Pourquoi « investir » dans le football en Suisse ?

Peu de temps après ma courte mais agréable expérience auprès du Carouge FC, je me retrouve propriétaire du FC Stade Nyonnais SA, équipe évoluant depuis peu en deuxième division professionnelle Suisse.

Quelle est la part de rationnel dans ce type de décision ? Existe t’il une possibilité de retour sur investissement ? 

À vrai dire dans le football les investissements ont diverses raisons. Il y a trois sortes d’investisseurs, ceux qui ne regardent que la partie financière, ceux qui recherchent à se faire ou compléter un réseau, ceux qui sont dans la pure émotion, soit le vrai coup de cœur. Dans mon cas c’est un peu des trois sachant que dans le football Suisse, et de façon générale, l’achat d’un club n’est de loin pas une bonne affaire financière. 

Être propriétaire d’une société active dans le football, pourrait s’avérer un investissement intéressant, si le but était la revente du club quelques années plus tard, avec une valorisation dépendant grandement des actifs non financiers et matériels, assez précaires finalement. Quels seraient-ils ?

  1. des (bons) joueurs, entraîneurs, staff sous contrat encore à l’heure de l’évaluation et pour une durée moyenne (2-3 ans), ceci pour améliorer le potentiel de revente; 

  2. un réseau de soutien et sponsoring constant et engagé dans la durée, une bonne relation avec les parties prenantes (responsables politique, autorités locales, faîtières football etc);

  3. des contrats d’utilisation de terrains et de lieux d’entraînement (rarement une propriété des clubs…) de longue durée, clair et financièrement intéressant;

  4. une participation garantie à un événement / tournoi à fort potentiel rémunérateur (coupe Suisse, voire participation à une ligue européenne…);

  5. des revenus de retransmission (droits TV);

  6. l’historique et la réputation du club.

Un club de football ne peut pas être évalué comme une société traditionnelle sur la base de son bilan, de son résultat d’exploitation, de son EBITDA, car les bénéfices d’un club de football sont rares. C’est le budget à disposition qui prime l’activité et les investissements. Prenez les budgets des clubs en championnat européens et vous verrez que le classement en championnat est très aligné sur le budget des clubs. 100 gagné = 100 dépensé. L’actionnaire recherche la prise de valeur de son actif par une bonne gestion de ses contrats, de ses liquidités et de son organisation interne et sportive.

Les clubs internationaux de renommée comptent sur les sources de revenus suivantes. 
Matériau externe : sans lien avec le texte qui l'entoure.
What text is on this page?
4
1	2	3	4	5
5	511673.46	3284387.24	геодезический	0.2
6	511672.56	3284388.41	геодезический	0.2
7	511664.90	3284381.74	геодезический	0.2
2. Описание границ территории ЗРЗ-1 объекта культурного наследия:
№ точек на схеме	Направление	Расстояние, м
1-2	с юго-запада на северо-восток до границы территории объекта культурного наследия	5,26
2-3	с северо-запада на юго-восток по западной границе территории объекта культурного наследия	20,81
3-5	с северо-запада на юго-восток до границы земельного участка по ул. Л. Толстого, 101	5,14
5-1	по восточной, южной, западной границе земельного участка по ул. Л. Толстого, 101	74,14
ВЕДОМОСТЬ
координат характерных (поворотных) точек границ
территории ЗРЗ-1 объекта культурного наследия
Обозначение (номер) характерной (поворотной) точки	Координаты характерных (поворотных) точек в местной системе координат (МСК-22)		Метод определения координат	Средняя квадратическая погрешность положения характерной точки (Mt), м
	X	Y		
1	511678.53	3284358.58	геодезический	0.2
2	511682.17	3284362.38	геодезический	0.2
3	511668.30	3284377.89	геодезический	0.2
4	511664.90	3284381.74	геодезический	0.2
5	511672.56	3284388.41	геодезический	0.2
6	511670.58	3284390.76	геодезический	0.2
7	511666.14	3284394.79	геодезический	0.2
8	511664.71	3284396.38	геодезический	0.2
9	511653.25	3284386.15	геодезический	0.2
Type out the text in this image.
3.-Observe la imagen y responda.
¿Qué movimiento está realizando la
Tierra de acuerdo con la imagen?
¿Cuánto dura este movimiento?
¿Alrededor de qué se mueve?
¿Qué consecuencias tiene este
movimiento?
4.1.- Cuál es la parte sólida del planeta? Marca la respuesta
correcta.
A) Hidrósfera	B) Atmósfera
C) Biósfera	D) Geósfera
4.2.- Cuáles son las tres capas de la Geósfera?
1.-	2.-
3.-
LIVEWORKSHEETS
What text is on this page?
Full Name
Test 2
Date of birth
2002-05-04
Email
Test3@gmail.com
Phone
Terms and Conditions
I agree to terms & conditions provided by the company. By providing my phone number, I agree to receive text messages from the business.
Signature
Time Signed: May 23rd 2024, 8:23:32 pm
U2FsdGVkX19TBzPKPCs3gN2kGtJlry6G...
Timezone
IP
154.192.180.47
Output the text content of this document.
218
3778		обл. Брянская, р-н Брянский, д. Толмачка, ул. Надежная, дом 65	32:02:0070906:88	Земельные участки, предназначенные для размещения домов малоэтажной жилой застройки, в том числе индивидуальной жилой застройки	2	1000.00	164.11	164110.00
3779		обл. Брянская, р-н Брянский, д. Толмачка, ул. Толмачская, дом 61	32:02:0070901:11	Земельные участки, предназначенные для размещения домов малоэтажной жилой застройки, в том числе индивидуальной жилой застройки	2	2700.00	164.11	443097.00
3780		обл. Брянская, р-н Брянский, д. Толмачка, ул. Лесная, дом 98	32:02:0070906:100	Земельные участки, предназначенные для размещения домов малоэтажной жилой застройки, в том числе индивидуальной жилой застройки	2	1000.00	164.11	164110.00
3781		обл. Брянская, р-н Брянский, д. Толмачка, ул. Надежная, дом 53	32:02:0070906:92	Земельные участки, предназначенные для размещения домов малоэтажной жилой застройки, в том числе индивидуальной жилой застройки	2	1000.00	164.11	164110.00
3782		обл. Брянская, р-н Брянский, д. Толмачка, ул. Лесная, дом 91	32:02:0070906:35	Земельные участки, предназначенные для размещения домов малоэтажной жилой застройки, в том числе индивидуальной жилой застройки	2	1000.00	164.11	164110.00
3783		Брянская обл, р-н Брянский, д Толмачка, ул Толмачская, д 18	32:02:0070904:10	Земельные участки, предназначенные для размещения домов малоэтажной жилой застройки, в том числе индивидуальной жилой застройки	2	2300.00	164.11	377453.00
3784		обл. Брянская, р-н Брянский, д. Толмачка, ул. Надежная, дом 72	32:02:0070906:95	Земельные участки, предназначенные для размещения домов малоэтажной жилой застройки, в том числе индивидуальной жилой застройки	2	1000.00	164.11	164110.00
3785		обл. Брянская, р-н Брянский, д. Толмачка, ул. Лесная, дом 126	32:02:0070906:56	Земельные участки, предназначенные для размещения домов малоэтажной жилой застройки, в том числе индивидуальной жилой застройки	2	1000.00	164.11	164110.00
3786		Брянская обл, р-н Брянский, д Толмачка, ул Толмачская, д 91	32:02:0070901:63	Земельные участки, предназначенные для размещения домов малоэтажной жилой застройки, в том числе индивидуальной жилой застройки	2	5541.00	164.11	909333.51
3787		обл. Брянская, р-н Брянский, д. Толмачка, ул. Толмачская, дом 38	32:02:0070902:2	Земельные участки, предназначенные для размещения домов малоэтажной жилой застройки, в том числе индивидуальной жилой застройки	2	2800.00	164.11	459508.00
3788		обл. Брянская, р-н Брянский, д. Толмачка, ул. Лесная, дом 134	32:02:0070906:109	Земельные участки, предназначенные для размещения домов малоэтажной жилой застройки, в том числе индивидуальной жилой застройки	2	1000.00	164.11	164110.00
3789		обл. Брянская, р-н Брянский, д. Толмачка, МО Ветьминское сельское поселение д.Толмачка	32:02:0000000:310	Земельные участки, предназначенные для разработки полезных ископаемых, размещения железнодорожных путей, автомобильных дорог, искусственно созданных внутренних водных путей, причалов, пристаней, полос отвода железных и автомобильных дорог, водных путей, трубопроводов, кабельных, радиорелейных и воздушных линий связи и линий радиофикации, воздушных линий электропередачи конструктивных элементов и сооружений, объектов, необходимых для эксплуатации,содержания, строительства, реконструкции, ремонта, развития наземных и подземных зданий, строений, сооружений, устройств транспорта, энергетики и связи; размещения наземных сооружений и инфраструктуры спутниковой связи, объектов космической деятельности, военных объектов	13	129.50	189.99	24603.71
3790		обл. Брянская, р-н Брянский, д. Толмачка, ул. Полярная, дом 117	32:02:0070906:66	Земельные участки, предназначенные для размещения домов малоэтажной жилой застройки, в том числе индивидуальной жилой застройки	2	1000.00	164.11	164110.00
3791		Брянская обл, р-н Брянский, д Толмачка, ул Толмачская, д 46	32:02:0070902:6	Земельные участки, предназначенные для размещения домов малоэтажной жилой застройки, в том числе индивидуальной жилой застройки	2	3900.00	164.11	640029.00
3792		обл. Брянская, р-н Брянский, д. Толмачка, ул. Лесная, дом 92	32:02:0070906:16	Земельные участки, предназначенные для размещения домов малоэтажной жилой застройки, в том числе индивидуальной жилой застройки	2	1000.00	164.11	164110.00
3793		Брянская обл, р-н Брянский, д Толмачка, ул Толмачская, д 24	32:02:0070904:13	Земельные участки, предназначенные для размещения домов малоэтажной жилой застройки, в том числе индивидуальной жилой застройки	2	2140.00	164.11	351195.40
Prenons l’exemple du Real Madrid : 

Sources: Comptes annuels du Real Madrid

Et donc la part en % de chaque source de revenus au chiffres d‘affaires 

Sources: Comptes annuels du Real Madrid

Pour revenir à la question qui a généré ma présentation - Pourquoi « investir » dans le football en Suisse? - je me dois de répondre que je ne me situe pas dans une logique d’investissement dans ce club afin d’en dégager un profit financier.

Les clubs de football régionaux, comme le Stade Nyonnais, résistent au temps et aux diverses directions sportives par l’exemplaire engagement des habitants de la côte, leurs enfants, des anciens joueurs. Ils partagent tous les beaux souvenirs et émotions où peu de sports peuvent se comparer au football. Le propriétaire ou le directeur du club eux ne sont que, modestement, de passage. 

C’est donc pour moi un investissement passionnel que le rationnel ne peut saisir ou tenter d’expliquer. Je suis animé par un sentiment de remplir mes obligations le mieux possible (dans ce cas précis dans un alignement de circonstance assez incroyable), dans un esprit à la fois communautaire et de partage plus qu’entrepreneurial. C’est d’ailleurs cet équilibre-là, qui est le plus difficile à maintenir dans la durée. 

En tant que financier, entrepreneur et surtout père de famille, le réseau que m’offre le football est extraordinairement varié, attachant et fascinant et je suis surpris de rencontrer énormément d’amoureux de ce sport qui recherchent la même chose que moi.  C’est en effet avec beaucoup de plaisir que je constate, que de nombreux entrepreneurs en suisse, ont aussi « joué au foot plus jeune » comme ils disent et nous échangeons en plaisantant, en regardant les petits jouer, que nous avons dû renoncer à une brillante carrière professionnelle dans les grandes équipes pour un problème de genou ou par amour des études.

Alors les terrains de foot, lieu d’affaires potentielles ? Plutôt, en ce qui me concerne, un partage d’émotions, de convivialité et de fraternité, même quand nous supportons des équipes différentes ainsi que des moments agréables et enrichissants avec des personnes qui partagent les mêmes valeurs.